Zonder een woord te zeggen pakte ze hem aan, nam er een enorme hap uit en begon zwijgend te kauwen.

‘Geen dank,’ zei Rennie verongelijkt.

‘Wat ben je toch een zeurpiet.’ Omdat ze haar mond nog vol had klonk het gedempt. ‘Gaat dit nog lang duren? Want ik heb een afspraak met een verkrachter, een zekere Norman.’

‘Weet je, toen ik in Thailand was…’

Steel vormde met haar linkerhand een sprekend poppetje en zei: ‘Blablabla. Hoor mij eens, ik ben rechercheur Rennie en ik ben met Gary Glitter Reizen naar het Verre Oosten gevlogen.’

De rechercheur bloosde. ‘Dat is niet grappig.’

‘Nee? Vind jij het óók niet grappig, Laz?’

Logan schudde zijn hoofd. ‘Heb je het laatste nieuws niet gehoord? Rennie heeft inmiddels een volwassen vriendin gevonden. Ongeveer twintig jaar ouder dan hij.’

‘Is het zijn moeder?’

Rennies gezicht betrok. ‘Dit is de laatste keer dat ik spekboterhammen meeneem. Stelletje ondankbare honden.’

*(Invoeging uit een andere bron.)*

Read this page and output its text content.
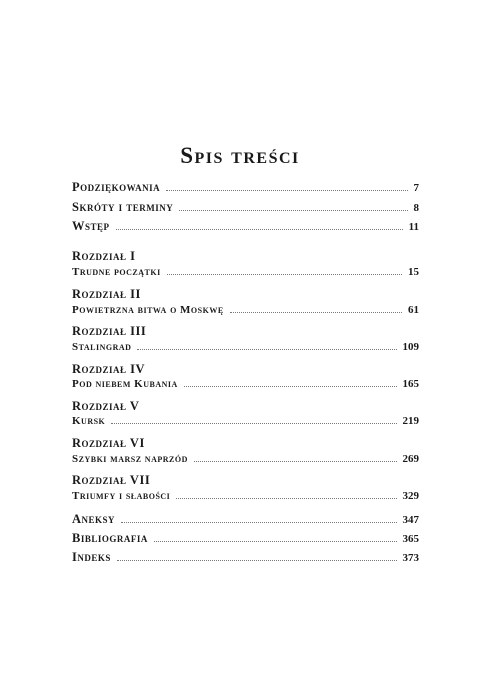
Spis treści
Podziękowania	7
Skróty i terminy	8
Wstęp	11
Rozdział I
Trudne początki	15
Rozdział II
Powietrzna bitwa o Moskwę	61
Rozdział III
Stalingrad	109
Rozdział IV
Pod niebem Kubania	165
Rozdział V
Kursk	219
Rozdział VI
Szybki marsz naprzód	269
Rozdział VII
Triumfy i słabości	329
Aneksy	347
Bibliografia	365
Indeks	373
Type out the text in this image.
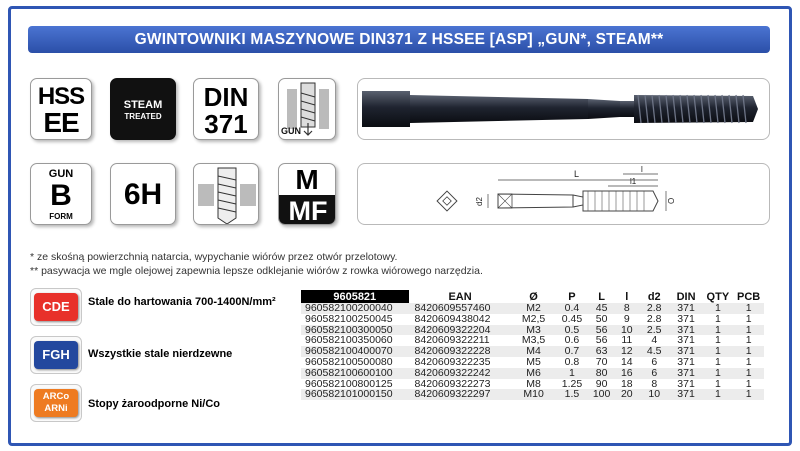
GWINTOWNIKI MASZYNOWE DIN371 Z HSSEE [ASP] „GUN*, STEAM**
HSS
EE
STEAM
TREATED
DIN
371	GUN
GUN
B
FORM
6H	M
MF
L
l1
l
d2	O
* ze skośną powierzchnią natarcia, wypychanie wiórów przez otwór przelotowy.
** pasywacja we mgle olejowej zapewnia lepsze odklejanie wiórów z rowka wiórowego narzędzia.
CDE	Stale do hartowania 700-1400N/mm²
FGH	Wszystkie stale nierdzewne
ARCo
ARNi	Stopy żaroodporne Ni/Co
9605821	EAN	Ø	P	L	l	d2	DIN	QTY	PCB
960582100200040	8420609557460	M2	0.4	45	8	2.8	371	1	1
960582100250045	8420609438042	M2,5	0.45	50	9	2.8	371	1	1
960582100300050	8420609322204	M3	0.5	56	10	2.5	371	1	1
960582100350060	8420609322211	M3,5	0.6	56	11	4	371	1	1
960582100400070	8420609322228	M4	0.7	63	12	4.5	371	1	1
960582100500080	8420609322235	M5	0.8	70	14	6	371	1	1
960582100600100	8420609322242	M6	1	80	16	6	371	1	1
960582100800125	8420609322273	M8	1.25	90	18	8	371	1	1
960582101000150	8420609322297	M10	1.5	100	20	10	371	1	1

‘Maakt ze ’s ochtends je bammetjes klaar en vertelt ze je dat je niet met vreemde mannen moet praten?’

‘We zijn gewoon…’

‘Leest ze je een verhaaltje voor, voordat je gaat slapen?’

‘We…’

‘Ik wil wedden dat ze je een pak voor je billen geeft als je stout bent geweest.’

Nu werd Rennie nog roder.

‘Ja, dus!’ Steel schoot in de lach, waardoor er een klodder half gekauwd brood met spek uit haar mond schoot. ‘O, wat ben je toch pervers!’ Vijf minuten later kreeg ze er kennelijk genoeg van de rechercheur te pesten, want toen riep ze luidkeels: ‘Hé, Pirie, waar is die grote roerganger van je?’

Het hulpje van hoofdinspecteur Finnie keek op zijn horloge. ‘Hij zou hier al moeten zijn.’

‘Ik weet waar hij zou móéten zijn, maar wat ik nú wil weten is waar hij daadwerkelijk uithangt!’

‘Eh…’

‘Godallemachtig!’ Steel beende geïrriteerd naar voren. ‘Oké, dit schiet niet op. Dus laten we maar beginnen met de briefing. Iedereen die bezig is met een zaak: opstaan.’

Geen beweging.

‘Tante Roberta zegt opstaan, stelletje luie flikkers!’

Ze gehoorzaamden met tegenzin; de rubberen schoenzolen piepten op de terrazzovloer.

‘Dat is beter.’ Steel sloeg haar armen over elkaar. ‘Als je iemand ziet die ook aan je zaak werkt en een hogere rang heeft, ga dan maar weer zitten.’

Er bleven zes rechercheurs over in de rang van agent, hoofdagent of brigadier. De inspecteur liet ze allemaal iets vertellen over de stand van zaken van hun onderzoek en de kans dat ze de boel konden oplossen voordat ze er een potje van maakten. Brigadier Pirie was als laatste aan de beurt.

Hij streek met een hand door zijn rossige haar, trok zijn colbertje recht over zijn broodmagere lijf en vertelde hoe het ervoor stond met het Oedipus-onderzoek. De diavoorstelling was al voorbereid voor de afwezige hoofdinspecteur Finnie en Pirie zette de projector aan. Het gehavende gezicht van het eerste slachtoffer verscheen in beeld. ‘Tolek Dobrowski, drieëntwintig, elektricien, afkomstig uit Gdansk.’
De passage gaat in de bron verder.